Em tal situação, não há regras a seguir: o diretor da prisão,
convencido de que todos os prisioneiros já escaparam, está prestes a
cometer suicídio (ele sabia, de fato, que como responsável por sua
custódia, teria pago com a vida) Pablo) mas Pablo o salva gritando que,
pelo contrário, todo mundo ainda está lá.
O texto não diz isso explicitamente, mas é claro que não é a força de
poder, aniquilada pela emergência, mas a autoridade moral desses dois
estranhos presos, tão diferentes dos outros presos, que impede o colapso
do sistema. o voo maciço de prisioneiros.
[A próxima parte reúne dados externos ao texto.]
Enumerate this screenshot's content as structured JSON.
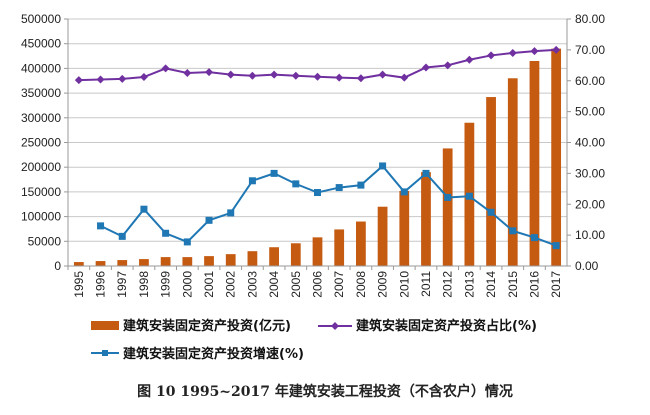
{
  "chart_data": {
    "type": "bar+line",
    "title": "",
    "caption": "图 10   1995~2017 年建筑安装工程投资（不含农户）情况",
    "categories": [
      "1995",
      "1996",
      "1997",
      "1998",
      "1999",
      "2000",
      "2001",
      "2002",
      "2003",
      "2004",
      "2005",
      "2006",
      "2007",
      "2008",
      "2009",
      "2010",
      "2011",
      "2012",
      "2013",
      "2014",
      "2015",
      "2016",
      "2017"
    ],
    "left_axis": {
      "range": [
        0,
        500000
      ],
      "ticks": [
        "0",
        "50000",
        "100000",
        "150000",
        "200000",
        "250000",
        "300000",
        "350000",
        "400000",
        "450000",
        "500000"
      ]
    },
    "right_axis": {
      "range": [
        0,
        80
      ],
      "ticks": [
        "0.00",
        "10.00",
        "20.00",
        "30.00",
        "40.00",
        "50.00",
        "60.00",
        "70.00",
        "80.00"
      ]
    },
    "grid": true,
    "legend_position": "bottom",
    "series": [
      {
        "name": "建筑安装固定资产投资(亿元)",
        "type": "bar",
        "axis": "left",
        "color": "#c55a11",
        "values": [
          8000,
          10000,
          12000,
          14000,
          18000,
          18000,
          20000,
          24000,
          30000,
          38000,
          46000,
          58000,
          74000,
          90000,
          120000,
          152000,
          190000,
          238000,
          290000,
          342000,
          380000,
          415000,
          440000
        ]
      },
      {
        "name": "建筑安装固定资产投资占比(%)",
        "type": "line",
        "axis": "right",
        "color": "#7030a0",
        "marker": "diamond",
        "values": [
          60.2,
          60.4,
          60.6,
          61.2,
          64.0,
          62.5,
          62.8,
          62.0,
          61.6,
          62.0,
          61.6,
          61.3,
          61.0,
          60.8,
          62.0,
          61.0,
          64.3,
          65.0,
          66.8,
          68.2,
          69.0,
          69.6,
          70.0
        ]
      },
      {
        "name": "建筑安装固定资产投资增速(%)",
        "type": "line",
        "axis": "right",
        "color": "#1f77b4",
        "marker": "square",
        "values": [
          null,
          13.0,
          9.6,
          18.4,
          10.6,
          7.8,
          14.8,
          17.2,
          27.6,
          30.0,
          26.6,
          23.8,
          25.4,
          26.2,
          32.4,
          24.0,
          30.0,
          22.2,
          22.6,
          17.4,
          11.4,
          9.2,
          6.6
        ]
      }
    ]
  }
}
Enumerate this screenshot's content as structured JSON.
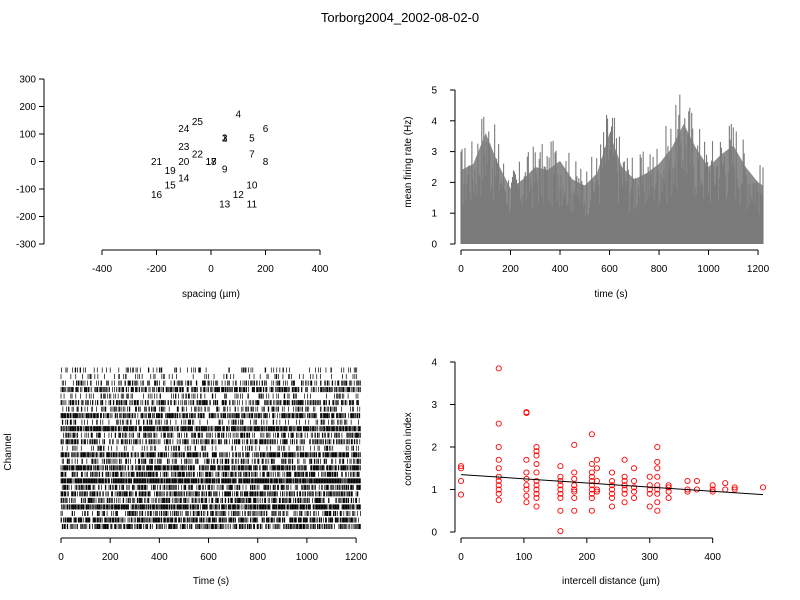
{
  "title": "Torborg2004_2002-08-02-0",
  "chart_data": [
    {
      "type": "scatter",
      "panel": "electrode-layout",
      "xlabel": "spacing (µm)",
      "ylabel": "",
      "xlim": [
        -400,
        400
      ],
      "ylim": [
        -300,
        300
      ],
      "xticks": [
        "-400",
        "-200",
        "0",
        "200",
        "400"
      ],
      "yticks": [
        "-300",
        "-200",
        "-100",
        "0",
        "100",
        "200",
        "300"
      ],
      "points": [
        {
          "label": "1",
          "x": 50,
          "y": 86
        },
        {
          "label": "2",
          "x": 50,
          "y": 86
        },
        {
          "label": "3",
          "x": 50,
          "y": 86
        },
        {
          "label": "4",
          "x": 100,
          "y": 173
        },
        {
          "label": "5",
          "x": 150,
          "y": 86
        },
        {
          "label": "6",
          "x": 200,
          "y": 120
        },
        {
          "label": "7",
          "x": 150,
          "y": 28
        },
        {
          "label": "8",
          "x": 200,
          "y": 0
        },
        {
          "label": "9",
          "x": 50,
          "y": -28
        },
        {
          "label": "10",
          "x": 150,
          "y": -86
        },
        {
          "label": "11",
          "x": 150,
          "y": -155
        },
        {
          "label": "12",
          "x": 100,
          "y": -120
        },
        {
          "label": "13",
          "x": 50,
          "y": -155
        },
        {
          "label": "14",
          "x": -100,
          "y": -60
        },
        {
          "label": "15",
          "x": -150,
          "y": -86
        },
        {
          "label": "16",
          "x": -200,
          "y": -120
        },
        {
          "label": "17",
          "x": 0,
          "y": 0
        },
        {
          "label": "18",
          "x": 0,
          "y": 0
        },
        {
          "label": "19",
          "x": -150,
          "y": -32
        },
        {
          "label": "20",
          "x": -100,
          "y": 0
        },
        {
          "label": "21",
          "x": -200,
          "y": 0
        },
        {
          "label": "22",
          "x": -50,
          "y": 28
        },
        {
          "label": "23",
          "x": -100,
          "y": 55
        },
        {
          "label": "24",
          "x": -100,
          "y": 120
        },
        {
          "label": "25",
          "x": -50,
          "y": 145
        }
      ]
    },
    {
      "type": "area",
      "panel": "mean-firing-rate",
      "xlabel": "time (s)",
      "ylabel": "mean firing rate (Hz)",
      "xlim": [
        0,
        1220
      ],
      "ylim": [
        0,
        5
      ],
      "xticks": [
        "0",
        "200",
        "400",
        "600",
        "800",
        "1000",
        "1200"
      ],
      "yticks": [
        "0",
        "1",
        "2",
        "3",
        "4",
        "5"
      ],
      "x": [
        0,
        50,
        100,
        150,
        200,
        250,
        300,
        350,
        400,
        450,
        500,
        550,
        600,
        650,
        700,
        750,
        800,
        850,
        900,
        950,
        1000,
        1050,
        1100,
        1150,
        1200,
        1220
      ],
      "y": [
        2.4,
        2.6,
        3.6,
        2.6,
        1.8,
        2.1,
        2.5,
        2.4,
        2.7,
        2.1,
        1.9,
        2.3,
        3.6,
        2.5,
        2.1,
        2.3,
        2.6,
        3.1,
        3.9,
        3.1,
        2.5,
        2.9,
        3.2,
        2.5,
        2.0,
        1.9
      ],
      "color": "#808080"
    },
    {
      "type": "raster",
      "panel": "spike-raster",
      "xlabel": "Time (s)",
      "ylabel": "Channel",
      "xlim": [
        0,
        1220
      ],
      "channels": 25,
      "xticks": [
        "0",
        "200",
        "400",
        "600",
        "800",
        "1000",
        "1200"
      ],
      "channel_density": [
        0.15,
        0.12,
        0.35,
        0.55,
        0.2,
        0.45,
        0.3,
        0.6,
        0.25,
        0.8,
        0.4,
        0.5,
        0.22,
        0.65,
        0.35,
        0.7,
        0.55,
        0.9,
        0.45,
        0.6,
        0.5,
        0.75,
        0.4,
        0.65,
        0.55
      ]
    },
    {
      "type": "scatter",
      "panel": "correlation-vs-distance",
      "xlabel": "intercell distance (µm)",
      "ylabel": "correlation index",
      "xlim": [
        0,
        480
      ],
      "ylim": [
        0,
        4
      ],
      "xticks": [
        "0",
        "100",
        "200",
        "300",
        "400"
      ],
      "yticks": [
        "0",
        "1",
        "2",
        "3",
        "4"
      ],
      "point_color": "#ff0000",
      "fit_line": {
        "x": [
          0,
          480
        ],
        "y": [
          1.35,
          0.88
        ]
      },
      "points": [
        [
          0,
          1.55
        ],
        [
          0,
          1.5
        ],
        [
          0,
          1.2
        ],
        [
          0,
          0.88
        ],
        [
          60,
          3.85
        ],
        [
          60,
          2.55
        ],
        [
          60,
          2.0
        ],
        [
          60,
          1.7
        ],
        [
          60,
          1.5
        ],
        [
          60,
          1.3
        ],
        [
          60,
          1.2
        ],
        [
          60,
          1.1
        ],
        [
          60,
          1.0
        ],
        [
          60,
          0.9
        ],
        [
          60,
          0.75
        ],
        [
          104,
          2.82
        ],
        [
          104,
          2.8
        ],
        [
          104,
          1.7
        ],
        [
          104,
          1.4
        ],
        [
          104,
          1.25
        ],
        [
          104,
          1.1
        ],
        [
          104,
          1.0
        ],
        [
          104,
          0.85
        ],
        [
          104,
          0.7
        ],
        [
          120,
          2.0
        ],
        [
          120,
          1.9
        ],
        [
          120,
          1.8
        ],
        [
          120,
          1.6
        ],
        [
          120,
          1.4
        ],
        [
          120,
          1.2
        ],
        [
          120,
          1.1
        ],
        [
          120,
          1.0
        ],
        [
          120,
          0.9
        ],
        [
          120,
          0.8
        ],
        [
          120,
          0.6
        ],
        [
          158,
          1.55
        ],
        [
          158,
          1.3
        ],
        [
          158,
          1.2
        ],
        [
          158,
          1.1
        ],
        [
          158,
          1.0
        ],
        [
          158,
          0.9
        ],
        [
          158,
          0.8
        ],
        [
          158,
          0.5
        ],
        [
          158,
          0.02
        ],
        [
          180,
          2.05
        ],
        [
          180,
          1.4
        ],
        [
          180,
          1.25
        ],
        [
          180,
          1.1
        ],
        [
          180,
          1.0
        ],
        [
          180,
          0.95
        ],
        [
          180,
          0.8
        ],
        [
          180,
          0.5
        ],
        [
          208,
          2.3
        ],
        [
          208,
          1.6
        ],
        [
          208,
          1.4
        ],
        [
          208,
          1.3
        ],
        [
          208,
          1.2
        ],
        [
          208,
          1.1
        ],
        [
          208,
          1.0
        ],
        [
          208,
          0.9
        ],
        [
          208,
          0.8
        ],
        [
          208,
          0.5
        ],
        [
          216,
          1.7
        ],
        [
          216,
          1.5
        ],
        [
          216,
          1.2
        ],
        [
          216,
          1.0
        ],
        [
          216,
          0.95
        ],
        [
          240,
          1.4
        ],
        [
          240,
          1.2
        ],
        [
          240,
          1.1
        ],
        [
          240,
          1.0
        ],
        [
          240,
          0.9
        ],
        [
          240,
          0.8
        ],
        [
          240,
          0.6
        ],
        [
          260,
          1.7
        ],
        [
          260,
          1.3
        ],
        [
          260,
          1.2
        ],
        [
          260,
          1.1
        ],
        [
          260,
          1.0
        ],
        [
          260,
          0.9
        ],
        [
          260,
          0.7
        ],
        [
          275,
          1.5
        ],
        [
          275,
          1.2
        ],
        [
          275,
          1.05
        ],
        [
          275,
          0.95
        ],
        [
          275,
          0.8
        ],
        [
          300,
          1.3
        ],
        [
          300,
          1.1
        ],
        [
          300,
          1.0
        ],
        [
          300,
          0.9
        ],
        [
          300,
          0.6
        ],
        [
          312,
          2.0
        ],
        [
          312,
          1.65
        ],
        [
          312,
          1.5
        ],
        [
          312,
          1.3
        ],
        [
          312,
          1.1
        ],
        [
          312,
          1.0
        ],
        [
          312,
          0.9
        ],
        [
          312,
          0.7
        ],
        [
          312,
          0.5
        ],
        [
          330,
          1.1
        ],
        [
          330,
          1.05
        ],
        [
          330,
          0.95
        ],
        [
          330,
          0.8
        ],
        [
          360,
          1.2
        ],
        [
          360,
          1.0
        ],
        [
          360,
          0.95
        ],
        [
          375,
          1.2
        ],
        [
          375,
          1.0
        ],
        [
          400,
          1.1
        ],
        [
          400,
          1.0
        ],
        [
          400,
          0.95
        ],
        [
          420,
          1.15
        ],
        [
          420,
          1.0
        ],
        [
          435,
          1.05
        ],
        [
          435,
          1.0
        ],
        [
          480,
          1.05
        ]
      ]
    }
  ]
}
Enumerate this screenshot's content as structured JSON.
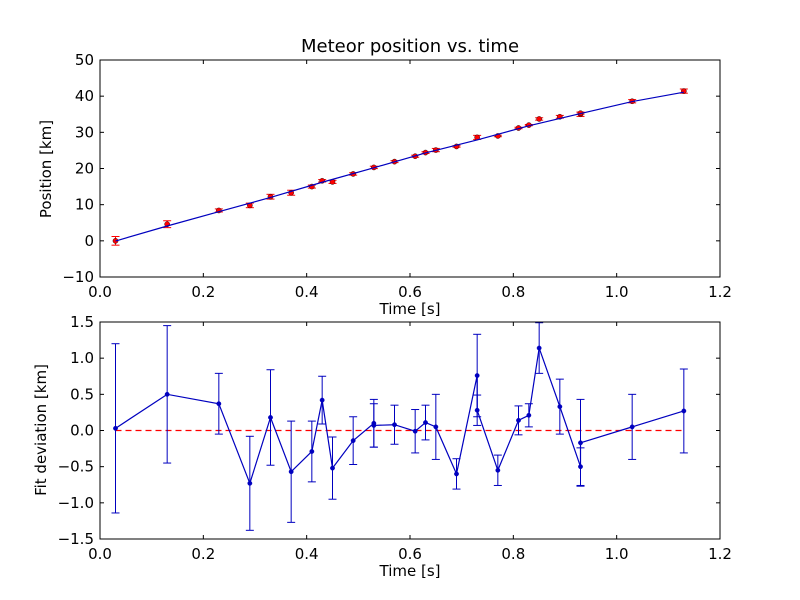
{
  "chart_data": [
    {
      "type": "scatter",
      "title": "Meteor position vs. time",
      "xlabel": "Time [s]",
      "ylabel": "Position [km]",
      "xlim": [
        0.0,
        1.2
      ],
      "ylim": [
        -10,
        50
      ],
      "xticks": [
        "0.0",
        "0.2",
        "0.4",
        "0.6",
        "0.8",
        "1.0",
        "1.2"
      ],
      "yticks": [
        "−10",
        "0",
        "10",
        "20",
        "30",
        "40",
        "50"
      ],
      "grid": false,
      "series": [
        {
          "kind": "errorbar-points",
          "color": "#ff0000",
          "x": [
            0.03,
            0.13,
            0.23,
            0.29,
            0.33,
            0.37,
            0.41,
            0.43,
            0.45,
            0.49,
            0.53,
            0.57,
            0.61,
            0.63,
            0.65,
            0.69,
            0.73,
            0.77,
            0.81,
            0.83,
            0.85,
            0.89,
            0.93,
            0.93,
            1.03,
            1.13
          ],
          "y": [
            0.0,
            4.6,
            8.4,
            9.8,
            12.2,
            13.3,
            15.0,
            16.6,
            16.3,
            18.5,
            20.3,
            21.9,
            23.4,
            24.4,
            25.1,
            26.1,
            28.6,
            29.0,
            31.2,
            32.0,
            33.7,
            34.3,
            35.0,
            35.3,
            38.6,
            41.4
          ],
          "yerr": [
            1.2,
            0.95,
            0.43,
            0.63,
            0.66,
            0.69,
            0.42,
            0.33,
            0.43,
            0.33,
            0.33,
            0.27,
            0.28,
            0.24,
            0.45,
            0.21,
            0.56,
            0.21,
            0.21,
            0.17,
            0.33,
            0.38,
            0.6,
            0.27,
            0.45,
            0.58
          ]
        },
        {
          "kind": "fit-line",
          "color": "#0000bf",
          "x": [
            0.03,
            0.13,
            0.23,
            0.33,
            0.43,
            0.53,
            0.63,
            0.73,
            0.83,
            0.93,
            1.03,
            1.13
          ],
          "y": [
            -0.05,
            4.1,
            8.05,
            12.0,
            16.2,
            20.2,
            24.3,
            27.9,
            31.8,
            35.2,
            38.5,
            41.1
          ]
        }
      ]
    },
    {
      "type": "line",
      "title": "",
      "xlabel": "Time [s]",
      "ylabel": "Fit deviation [km]",
      "xlim": [
        0.0,
        1.2
      ],
      "ylim": [
        -1.5,
        1.5
      ],
      "xticks": [
        "0.0",
        "0.2",
        "0.4",
        "0.6",
        "0.8",
        "1.0",
        "1.2"
      ],
      "yticks": [
        "−1.5",
        "−1.0",
        "−0.5",
        "0.0",
        "0.5",
        "1.0",
        "1.5"
      ],
      "grid": false,
      "reference_line": {
        "y": 0.0,
        "color": "#ff0000",
        "style": "dashed"
      },
      "series": [
        {
          "kind": "errorbar-line",
          "color": "#0000bf",
          "x": [
            0.03,
            0.13,
            0.23,
            0.29,
            0.33,
            0.37,
            0.41,
            0.43,
            0.45,
            0.49,
            0.53,
            0.53,
            0.57,
            0.61,
            0.63,
            0.65,
            0.69,
            0.73,
            0.73,
            0.77,
            0.81,
            0.83,
            0.85,
            0.89,
            0.93,
            0.93,
            1.03,
            1.13
          ],
          "y": [
            0.03,
            0.5,
            0.37,
            -0.73,
            0.18,
            -0.57,
            -0.29,
            0.42,
            -0.52,
            -0.14,
            0.1,
            0.07,
            0.08,
            -0.01,
            0.11,
            0.05,
            -0.6,
            0.76,
            0.28,
            -0.55,
            0.14,
            0.21,
            1.14,
            0.33,
            -0.5,
            -0.17,
            0.05,
            0.27
          ],
          "yerr": [
            1.17,
            0.95,
            0.42,
            0.65,
            0.66,
            0.7,
            0.42,
            0.33,
            0.43,
            0.33,
            0.33,
            0.3,
            0.27,
            0.3,
            0.24,
            0.45,
            0.21,
            0.57,
            0.21,
            0.21,
            0.2,
            0.16,
            0.35,
            0.38,
            0.26,
            0.6,
            0.45,
            0.58
          ]
        }
      ]
    }
  ]
}
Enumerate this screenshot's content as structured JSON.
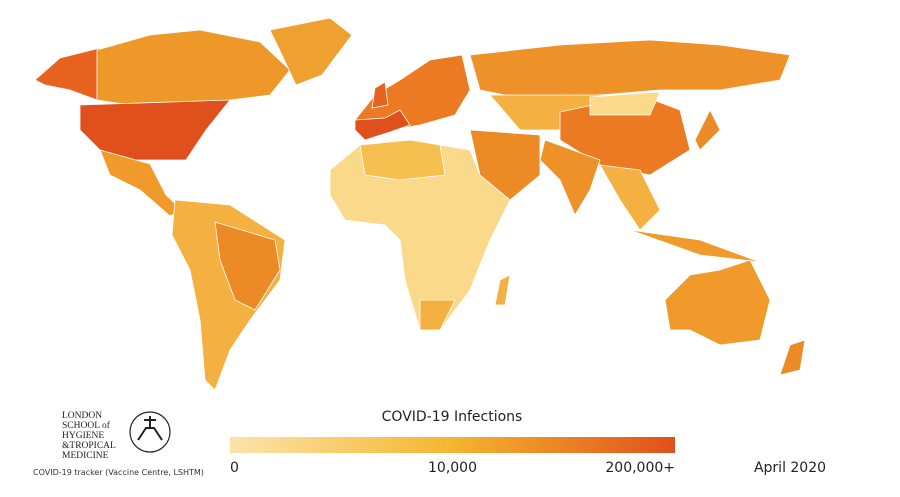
{
  "logo": {
    "lines": [
      "LONDON",
      "SCHOOL of",
      "HYGIENE",
      "&TROPICAL",
      "MEDICINE"
    ]
  },
  "credit": "COVID-19 tracker (Vaccine Centre, LSHTM)",
  "legend": {
    "title": "COVID-19 Infections",
    "colors": [
      "#fbe4aa",
      "#f5b52e",
      "#e0501c"
    ],
    "ticks": [
      0,
      {
        "value": 10000,
        "label": "10,000"
      },
      {
        "value": 200000,
        "label": "200,000+"
      }
    ],
    "date": "April 2020"
  }
}
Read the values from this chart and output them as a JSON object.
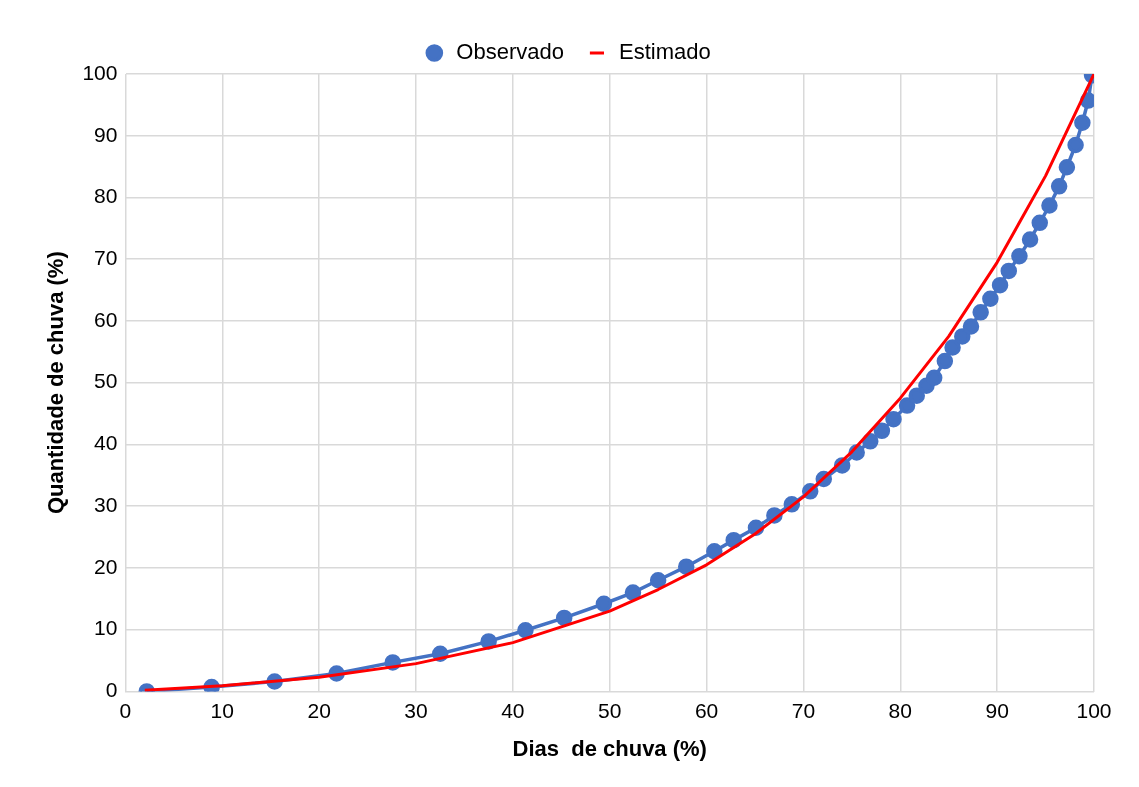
{
  "chart_data": {
    "type": "line",
    "xlabel": "Dias  de chuva (%)",
    "ylabel": "Quantidade de chuva (%)",
    "xlim": [
      0,
      100
    ],
    "xticks": [
      0,
      10,
      20,
      30,
      40,
      50,
      60,
      70,
      80,
      90,
      100
    ],
    "ylim": [
      0,
      100
    ],
    "yticks": [
      0,
      10,
      20,
      30,
      40,
      50,
      60,
      70,
      80,
      90,
      100
    ],
    "grid": true,
    "legend": "top",
    "series": [
      {
        "name": "Observado",
        "color": "#4472c4",
        "marker": "circle",
        "x": [
          2.2,
          8.9,
          15.4,
          21.8,
          27.6,
          32.5,
          37.5,
          41.3,
          45.3,
          49.4,
          52.4,
          55.0,
          57.9,
          60.8,
          62.8,
          65.1,
          67.0,
          68.8,
          70.7,
          72.1,
          74.0,
          75.5,
          76.9,
          78.1,
          79.3,
          80.7,
          81.7,
          82.7,
          83.5,
          84.6,
          85.4,
          86.4,
          87.3,
          88.3,
          89.3,
          90.3,
          91.2,
          92.3,
          93.4,
          94.4,
          95.4,
          96.4,
          97.2,
          98.1,
          98.8,
          99.4,
          99.8,
          100
        ],
        "values": [
          0,
          0.7,
          1.6,
          2.9,
          4.7,
          6.1,
          8.1,
          9.9,
          11.9,
          14.2,
          16.0,
          18.0,
          20.2,
          22.7,
          24.5,
          26.5,
          28.5,
          30.3,
          32.4,
          34.4,
          36.6,
          38.7,
          40.5,
          42.2,
          44.1,
          46.3,
          47.9,
          49.5,
          50.8,
          53.5,
          55.7,
          57.5,
          59.1,
          61.4,
          63.6,
          65.8,
          68.1,
          70.5,
          73.2,
          75.9,
          78.7,
          81.8,
          84.9,
          88.5,
          92.1,
          95.7,
          99.8,
          100
        ]
      },
      {
        "name": "Estimado",
        "color": "#ff0000",
        "marker": "none",
        "x": [
          2,
          10,
          20,
          30,
          40,
          50,
          55,
          60,
          65,
          70,
          75,
          80,
          85,
          90,
          95,
          100
        ],
        "values": [
          0.2,
          0.9,
          2.3,
          4.5,
          7.9,
          13,
          16.5,
          20.5,
          25.5,
          31.5,
          38.8,
          47.5,
          57.5,
          69.5,
          83.5,
          100
        ]
      }
    ]
  }
}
O carcereiro, de fato, percebendo isso, se joga aos pés de Paulo e Silas e, chamando-os de "senhores" ( kyrioi ), pergunta a eles o que deve fazer "para se salvar".
Esta parte do episódio termina com a evangelização e o batismo do
carcereiro, sua família e a comida em sua casa "cheia de alegria por ter
crido em Deus" (16, 34).
Veja bem: estamos na presença de uma história de manifestação do poder
divino, como há muitos outros no livro de Atos, mas, neste caso, essa
intervenção do alto não leva à libertação dos apóstolos injustamente
detidos, mas à salvação do carcereiro. e, indiretamente, da instituição
social à qual está atribuída.
Portanto, a emergência reverteu repentinamente os papéis: é o
prisioneiro que protege a vida de quem, formalmente, o teria sob seu
poder.
Essa inversão de papéis é ainda mais evidente
no restante da história, que contém a sugestão, na minha opinião, mais
relacionada ao problema atual da relação entre a igreja e o poder
político na Itália.
Na manhã seguinte, os magistrados da cidade enviaram os guardas para
pedir ao diretor da prisão que libertasse os dois missionários cristãos.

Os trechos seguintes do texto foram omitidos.